The play begins in the woods, where our future looks like another version of our past. A woman, Samira (Tracie Taylor), lives with a child, Kalil (Saniyah As-Salaam), and her partner, Greta (Laura Resinger), who does construction in exchange for food. Their conditions are simple, and they are scraping by a little better than most. They even have a few months of provisions tucked away. But where the Well-Man—also referred to by people who knew him before the war as Terrance (Gregory J. Fields)—decides who drinks and who doesn’t, the pressure to survive builds up fast. Plus Terrance is Samira’s hotheaded ex-husband, Greta is white, and Terrance has built his power on the idea that “these white bastards gone pay what they owe.”
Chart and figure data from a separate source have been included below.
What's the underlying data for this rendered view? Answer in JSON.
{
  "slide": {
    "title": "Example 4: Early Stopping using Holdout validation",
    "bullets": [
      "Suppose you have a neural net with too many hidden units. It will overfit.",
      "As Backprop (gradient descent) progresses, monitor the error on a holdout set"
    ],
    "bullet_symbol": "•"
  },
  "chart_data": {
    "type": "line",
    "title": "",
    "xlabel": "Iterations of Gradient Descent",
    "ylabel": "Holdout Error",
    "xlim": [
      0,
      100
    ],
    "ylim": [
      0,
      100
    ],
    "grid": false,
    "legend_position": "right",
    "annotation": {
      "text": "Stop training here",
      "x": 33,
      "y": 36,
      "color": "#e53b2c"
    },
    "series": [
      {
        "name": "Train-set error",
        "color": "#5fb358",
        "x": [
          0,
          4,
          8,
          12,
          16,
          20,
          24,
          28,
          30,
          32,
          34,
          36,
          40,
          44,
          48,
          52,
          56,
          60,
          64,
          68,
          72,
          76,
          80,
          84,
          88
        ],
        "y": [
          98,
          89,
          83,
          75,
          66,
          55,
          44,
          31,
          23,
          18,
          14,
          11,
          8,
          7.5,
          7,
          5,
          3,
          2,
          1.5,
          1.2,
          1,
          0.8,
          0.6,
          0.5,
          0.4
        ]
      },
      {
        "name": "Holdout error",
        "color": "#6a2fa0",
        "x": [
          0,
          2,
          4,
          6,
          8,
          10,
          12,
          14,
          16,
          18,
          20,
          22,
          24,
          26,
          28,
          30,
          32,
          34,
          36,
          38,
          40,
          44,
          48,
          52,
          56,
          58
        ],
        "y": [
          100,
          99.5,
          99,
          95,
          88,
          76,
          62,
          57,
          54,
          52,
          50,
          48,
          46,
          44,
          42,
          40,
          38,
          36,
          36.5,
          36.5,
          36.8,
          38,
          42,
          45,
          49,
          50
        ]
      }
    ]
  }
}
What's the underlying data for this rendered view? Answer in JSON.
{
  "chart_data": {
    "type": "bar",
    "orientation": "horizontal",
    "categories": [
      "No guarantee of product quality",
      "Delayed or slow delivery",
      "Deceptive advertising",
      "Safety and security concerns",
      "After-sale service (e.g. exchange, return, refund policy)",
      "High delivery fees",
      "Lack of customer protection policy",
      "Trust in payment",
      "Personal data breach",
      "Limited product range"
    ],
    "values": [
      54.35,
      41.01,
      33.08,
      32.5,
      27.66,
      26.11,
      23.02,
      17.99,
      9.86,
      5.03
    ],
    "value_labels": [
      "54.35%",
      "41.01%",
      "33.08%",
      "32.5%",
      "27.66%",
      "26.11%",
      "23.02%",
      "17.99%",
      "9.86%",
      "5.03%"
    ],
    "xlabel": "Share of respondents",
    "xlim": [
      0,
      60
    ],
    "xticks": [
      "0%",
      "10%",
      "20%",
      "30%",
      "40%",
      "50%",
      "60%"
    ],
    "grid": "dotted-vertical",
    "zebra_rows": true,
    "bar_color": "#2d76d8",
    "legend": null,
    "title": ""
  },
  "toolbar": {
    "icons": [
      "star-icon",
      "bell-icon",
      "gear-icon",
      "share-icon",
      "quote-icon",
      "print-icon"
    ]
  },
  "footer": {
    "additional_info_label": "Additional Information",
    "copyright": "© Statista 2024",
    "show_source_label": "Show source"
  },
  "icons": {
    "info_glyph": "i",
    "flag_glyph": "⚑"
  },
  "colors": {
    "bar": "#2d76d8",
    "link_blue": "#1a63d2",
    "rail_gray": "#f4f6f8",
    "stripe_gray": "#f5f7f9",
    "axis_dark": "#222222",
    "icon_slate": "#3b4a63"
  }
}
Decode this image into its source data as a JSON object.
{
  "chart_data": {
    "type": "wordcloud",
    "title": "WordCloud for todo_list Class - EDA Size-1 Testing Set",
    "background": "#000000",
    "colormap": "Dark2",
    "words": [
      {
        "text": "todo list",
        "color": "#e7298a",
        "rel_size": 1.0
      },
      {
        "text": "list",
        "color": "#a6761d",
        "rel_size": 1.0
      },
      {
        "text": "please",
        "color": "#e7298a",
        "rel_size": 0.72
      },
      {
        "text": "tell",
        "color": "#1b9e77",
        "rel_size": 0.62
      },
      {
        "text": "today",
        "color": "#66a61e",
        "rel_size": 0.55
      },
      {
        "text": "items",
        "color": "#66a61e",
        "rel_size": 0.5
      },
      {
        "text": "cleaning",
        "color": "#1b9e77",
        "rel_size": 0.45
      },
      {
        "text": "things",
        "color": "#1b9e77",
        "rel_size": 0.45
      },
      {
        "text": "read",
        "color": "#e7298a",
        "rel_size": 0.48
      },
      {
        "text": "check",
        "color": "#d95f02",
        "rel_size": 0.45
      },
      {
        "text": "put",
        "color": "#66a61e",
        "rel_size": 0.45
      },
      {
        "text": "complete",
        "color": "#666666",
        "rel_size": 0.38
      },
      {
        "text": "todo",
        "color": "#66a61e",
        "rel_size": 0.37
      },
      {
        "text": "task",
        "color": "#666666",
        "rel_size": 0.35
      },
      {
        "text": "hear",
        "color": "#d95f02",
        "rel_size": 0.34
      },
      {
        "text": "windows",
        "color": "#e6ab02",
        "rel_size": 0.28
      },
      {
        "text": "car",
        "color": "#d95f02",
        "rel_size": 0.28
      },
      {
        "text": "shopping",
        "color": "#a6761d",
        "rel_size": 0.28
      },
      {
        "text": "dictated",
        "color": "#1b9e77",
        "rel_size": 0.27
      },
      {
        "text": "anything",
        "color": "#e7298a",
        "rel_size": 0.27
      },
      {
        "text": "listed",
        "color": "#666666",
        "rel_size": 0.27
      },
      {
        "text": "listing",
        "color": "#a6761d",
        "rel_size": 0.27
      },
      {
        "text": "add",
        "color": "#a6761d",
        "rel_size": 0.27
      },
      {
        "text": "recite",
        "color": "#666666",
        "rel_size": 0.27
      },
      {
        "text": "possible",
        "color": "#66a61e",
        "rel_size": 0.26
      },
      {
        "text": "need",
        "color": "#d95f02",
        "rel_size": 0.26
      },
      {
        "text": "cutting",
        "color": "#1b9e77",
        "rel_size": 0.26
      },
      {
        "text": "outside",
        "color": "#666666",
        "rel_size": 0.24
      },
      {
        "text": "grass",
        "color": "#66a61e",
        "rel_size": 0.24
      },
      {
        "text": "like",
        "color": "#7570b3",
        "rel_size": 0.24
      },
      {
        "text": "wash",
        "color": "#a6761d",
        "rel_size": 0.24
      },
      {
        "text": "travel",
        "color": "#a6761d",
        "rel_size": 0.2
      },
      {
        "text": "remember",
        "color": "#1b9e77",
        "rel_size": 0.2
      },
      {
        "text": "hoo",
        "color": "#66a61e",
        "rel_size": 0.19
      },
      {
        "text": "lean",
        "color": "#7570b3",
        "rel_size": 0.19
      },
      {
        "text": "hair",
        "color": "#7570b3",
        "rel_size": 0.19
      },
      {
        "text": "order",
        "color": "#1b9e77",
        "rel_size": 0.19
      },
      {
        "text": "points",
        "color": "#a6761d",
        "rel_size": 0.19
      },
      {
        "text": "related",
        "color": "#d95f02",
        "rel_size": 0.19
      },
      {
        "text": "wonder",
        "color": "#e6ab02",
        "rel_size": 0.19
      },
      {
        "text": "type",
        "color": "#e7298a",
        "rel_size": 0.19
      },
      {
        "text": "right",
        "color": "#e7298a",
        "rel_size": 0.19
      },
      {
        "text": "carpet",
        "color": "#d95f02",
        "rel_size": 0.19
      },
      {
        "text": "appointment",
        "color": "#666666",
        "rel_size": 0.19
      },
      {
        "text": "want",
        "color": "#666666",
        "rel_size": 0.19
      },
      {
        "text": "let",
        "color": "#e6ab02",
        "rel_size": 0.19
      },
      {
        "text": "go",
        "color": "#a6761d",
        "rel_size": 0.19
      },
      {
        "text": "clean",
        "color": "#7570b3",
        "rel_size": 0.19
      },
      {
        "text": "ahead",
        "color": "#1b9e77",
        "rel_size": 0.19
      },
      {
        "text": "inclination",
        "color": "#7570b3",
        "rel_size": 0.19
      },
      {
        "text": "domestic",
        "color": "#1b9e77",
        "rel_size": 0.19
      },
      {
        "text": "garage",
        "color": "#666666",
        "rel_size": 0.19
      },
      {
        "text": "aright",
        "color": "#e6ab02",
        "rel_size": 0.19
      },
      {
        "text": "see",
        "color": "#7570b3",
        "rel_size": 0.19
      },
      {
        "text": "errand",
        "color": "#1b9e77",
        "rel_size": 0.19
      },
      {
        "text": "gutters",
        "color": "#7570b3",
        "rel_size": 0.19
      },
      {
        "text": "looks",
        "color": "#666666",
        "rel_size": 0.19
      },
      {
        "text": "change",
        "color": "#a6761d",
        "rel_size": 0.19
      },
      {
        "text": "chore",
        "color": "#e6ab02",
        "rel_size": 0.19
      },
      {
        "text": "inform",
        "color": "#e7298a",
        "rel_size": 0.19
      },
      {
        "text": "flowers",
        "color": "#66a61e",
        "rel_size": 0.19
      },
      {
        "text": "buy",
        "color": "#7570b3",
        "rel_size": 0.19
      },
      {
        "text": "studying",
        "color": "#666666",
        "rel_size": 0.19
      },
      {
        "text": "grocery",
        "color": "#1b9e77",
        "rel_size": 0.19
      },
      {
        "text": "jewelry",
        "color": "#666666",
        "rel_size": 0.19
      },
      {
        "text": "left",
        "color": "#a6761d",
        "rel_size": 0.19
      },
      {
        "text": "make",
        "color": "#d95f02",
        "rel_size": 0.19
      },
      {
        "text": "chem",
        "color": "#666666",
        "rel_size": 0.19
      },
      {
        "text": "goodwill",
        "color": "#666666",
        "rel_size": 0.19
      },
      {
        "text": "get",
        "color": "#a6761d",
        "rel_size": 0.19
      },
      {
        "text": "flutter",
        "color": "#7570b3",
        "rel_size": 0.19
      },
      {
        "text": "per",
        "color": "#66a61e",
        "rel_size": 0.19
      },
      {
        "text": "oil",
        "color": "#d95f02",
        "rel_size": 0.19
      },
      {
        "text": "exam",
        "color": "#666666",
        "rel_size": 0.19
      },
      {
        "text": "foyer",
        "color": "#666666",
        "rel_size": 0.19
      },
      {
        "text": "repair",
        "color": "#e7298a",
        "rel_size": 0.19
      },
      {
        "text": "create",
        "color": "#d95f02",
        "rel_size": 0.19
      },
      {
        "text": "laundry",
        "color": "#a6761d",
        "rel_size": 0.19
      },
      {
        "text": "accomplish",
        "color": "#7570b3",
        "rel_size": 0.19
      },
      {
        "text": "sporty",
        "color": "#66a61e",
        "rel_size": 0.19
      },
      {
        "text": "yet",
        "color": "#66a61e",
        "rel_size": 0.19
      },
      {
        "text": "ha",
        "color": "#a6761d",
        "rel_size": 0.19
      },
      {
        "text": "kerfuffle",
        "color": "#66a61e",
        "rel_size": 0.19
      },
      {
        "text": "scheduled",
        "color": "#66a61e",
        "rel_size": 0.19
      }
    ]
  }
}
Despite the fact that he has named himself king and has the brute force and firearms to ensure that peace continues on his terms, Terrance fixates on getting his woman back. The situation comes to a head when he cuts off their water to force Samira to meet him, instead drawing a pistol-waving Greta to his compound. The hullabaloo brings out the worst in everyone.
“Thirst” presents an allegory relevant to our time with dialogue and human foibles that look familiar to anyone who has lived a minute in our country. The moral of the work—which seems to have more to do with gender than race but could just as easily have been told without the ornaments of either—is something like: presented with unthinkable loss, we have the options to love, unite and create or hate, divide and destroy. However, the play only works if you try not to think too hard about how these women could be living in verdant woods yet dependent on a man with (apparently) the only functioning well in America. As the voices of reason, Taylor and Johnard Washington (as Terrance’s brother Bankhead) give especially nuanced performances. But the real and unanswerable question for them (and possibly us) is: why must those who know better always fall for the flash and dash of the militant, macho types? (Irene Hsiao)
Strawdog Theatre Company, 1802 West Berenice, strawdog.org, $26-$55. Through February 15.